Défis et risques pratiques
La mise en œuvre de l'EUDR sera complexe. L'exigence de données de géolocalisation détaillées et d'une traçabilité complète de la chaîne d'approvisionnement présente des défis logistiques et technologiques, en particulier pour les entreprises opérant dans plusieurs juridictions. Dans de nombreux pays producteurs, il se peut qu'il n'existe pas de données cartographiques fiables et que les petits exploitants agricoles ne soient pas en mesure de fournir des coordonnées de géolocalisation ou des preuves légales de l'utilisation de leurs terres.
La validation et la précision des données présentent d'autres complications. Les entreprises doivent s'assurer que les coordonnées de géolocalisation correspondent aux zones de production réelles et que l'imagerie satellite ou les outils de cartographie confirment qu'aucune déforestation n'a eu lieu après la date limite. Cela nécessite d'investir dans de nouveaux systèmes numériques, incluant potentiellement la traçabilité basée sur la blockchain, les technologies de télédétection et les plateformes de vérification des fournisseurs.
Il existe également des risques juridiques et commerciaux. Les fournisseurs qui ne peuvent ou ne veulent pas fournir les données nécessaires peuvent perdre l'accès aux acheteurs de l'UE, ce qui entraîne des ruptures d'approvisionnement et une augmentation des coûts. Les petits fournisseurs des pays en développement sont particulièrement vulnérables à l'exclusion, ce qui pourrait avoir des conséquences socio-économiques qui se répercuteraient sur les marchés mondiaux.
En ce qui concerne l'application de la législation, les autorités sont censées exercer une surveillance rigoureuse, en particulier pour les produits de base provenant de régions à haut risque. Les entreprises qui ne respectent pas les règles pourraient se voir imposer des saisies de produits, des sanctions financières, une atteinte à leur réputation et une perte d'accès au marché. L'UE mettant l'accent sur la transparence, les mesures d'application peuvent également être rendues publiques, ce qui amplifie le risque de réputation.
Conclusion : La route vers 2025-2026
L'EUDR n'est pas simplement une réglementation environnementale - il s'agit d'une restructuration fondamentale de l'éthique commerciale et de la responsabilité au niveau mondial. En exigeant la preuve d'un approvisionnement légal, traçable et sans déforestation, l'UE a établi une nouvelle norme mondiale en matière de commerce responsable. Les implications vont bien au-delà du marché européen. Pour les entreprises du monde entier, la conformité deviendra bientôt une condition d'accès à la vaste base de consommateurs de l'UE. Les entreprises qui agissent rapidement - en cartographiant leurs chaînes d'approvisionnement, en recueillant des données, en révisant leurs contrats, en formant leur personnel et en mettant en place des systèmes de documentation - éviteront non seulement les risques liés à la conformité, mais se positionneront également en tant que pionnières du commerce transparent et durable.

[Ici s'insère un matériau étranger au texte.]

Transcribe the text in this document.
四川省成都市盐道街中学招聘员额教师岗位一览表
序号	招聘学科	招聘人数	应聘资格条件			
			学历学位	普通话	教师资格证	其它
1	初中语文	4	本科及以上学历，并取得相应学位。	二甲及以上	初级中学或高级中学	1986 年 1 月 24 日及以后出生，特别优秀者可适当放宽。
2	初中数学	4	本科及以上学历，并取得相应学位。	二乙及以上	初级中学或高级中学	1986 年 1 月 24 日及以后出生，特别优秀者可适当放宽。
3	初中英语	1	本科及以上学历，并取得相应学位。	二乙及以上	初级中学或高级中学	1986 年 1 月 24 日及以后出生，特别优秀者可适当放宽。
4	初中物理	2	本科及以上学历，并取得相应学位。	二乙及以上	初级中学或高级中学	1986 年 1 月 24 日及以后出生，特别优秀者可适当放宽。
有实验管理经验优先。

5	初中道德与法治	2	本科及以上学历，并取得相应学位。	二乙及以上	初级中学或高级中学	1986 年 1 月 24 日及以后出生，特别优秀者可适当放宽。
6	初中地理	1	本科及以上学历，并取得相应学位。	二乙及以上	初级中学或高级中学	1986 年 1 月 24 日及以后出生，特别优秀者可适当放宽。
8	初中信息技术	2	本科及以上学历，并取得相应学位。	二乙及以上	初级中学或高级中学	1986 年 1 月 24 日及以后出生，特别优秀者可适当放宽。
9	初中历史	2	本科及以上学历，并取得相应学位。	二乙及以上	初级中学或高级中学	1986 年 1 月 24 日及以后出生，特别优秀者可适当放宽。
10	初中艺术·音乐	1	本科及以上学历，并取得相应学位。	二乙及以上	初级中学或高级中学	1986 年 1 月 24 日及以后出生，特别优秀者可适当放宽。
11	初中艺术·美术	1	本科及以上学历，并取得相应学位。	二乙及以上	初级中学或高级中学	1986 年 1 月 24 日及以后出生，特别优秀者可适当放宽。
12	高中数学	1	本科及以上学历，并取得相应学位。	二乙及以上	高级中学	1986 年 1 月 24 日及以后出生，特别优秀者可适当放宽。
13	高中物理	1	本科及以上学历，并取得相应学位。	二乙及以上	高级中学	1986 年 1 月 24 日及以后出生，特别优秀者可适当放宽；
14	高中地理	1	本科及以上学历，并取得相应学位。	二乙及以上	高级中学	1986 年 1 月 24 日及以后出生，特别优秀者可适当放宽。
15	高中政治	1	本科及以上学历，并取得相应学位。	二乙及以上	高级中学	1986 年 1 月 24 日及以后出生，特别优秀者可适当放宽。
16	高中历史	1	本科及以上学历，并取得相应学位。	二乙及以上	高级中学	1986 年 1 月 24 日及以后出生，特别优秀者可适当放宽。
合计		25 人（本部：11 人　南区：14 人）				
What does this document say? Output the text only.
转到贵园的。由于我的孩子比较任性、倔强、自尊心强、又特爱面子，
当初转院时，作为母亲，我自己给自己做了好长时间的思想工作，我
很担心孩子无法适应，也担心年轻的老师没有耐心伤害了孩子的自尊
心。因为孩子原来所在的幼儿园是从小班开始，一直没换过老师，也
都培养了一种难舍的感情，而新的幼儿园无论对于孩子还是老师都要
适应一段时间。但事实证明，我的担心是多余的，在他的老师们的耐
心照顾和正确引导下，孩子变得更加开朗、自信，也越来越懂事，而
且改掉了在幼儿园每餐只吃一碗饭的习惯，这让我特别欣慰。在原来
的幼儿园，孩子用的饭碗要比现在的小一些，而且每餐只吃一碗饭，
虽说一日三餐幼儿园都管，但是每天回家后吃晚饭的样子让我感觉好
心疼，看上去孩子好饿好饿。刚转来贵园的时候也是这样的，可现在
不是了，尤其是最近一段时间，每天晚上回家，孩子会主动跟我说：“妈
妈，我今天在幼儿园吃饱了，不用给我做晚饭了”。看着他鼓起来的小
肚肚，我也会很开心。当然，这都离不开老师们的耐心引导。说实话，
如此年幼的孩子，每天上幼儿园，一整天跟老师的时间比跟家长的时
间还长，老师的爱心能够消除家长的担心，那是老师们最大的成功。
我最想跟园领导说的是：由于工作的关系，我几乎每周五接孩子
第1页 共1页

Le compte à rebours jusqu'en 2025 a déjà commencé. Le chemin vers la conformité sera complexe, mais il offre également une opportunité : reconstruire des chaînes d'approvisionnement qui protègent les forêts, respectent les personnes et renforcent l'intégrité du commerce international. L'EUDR marque le début d'une nouvelle ère où la durabilité, la légalité et la réussite commerciale sont indissociables - et où les entreprises qui sont à l'avant-garde dans ces trois domaines définiront l'avenir du commerce mondial.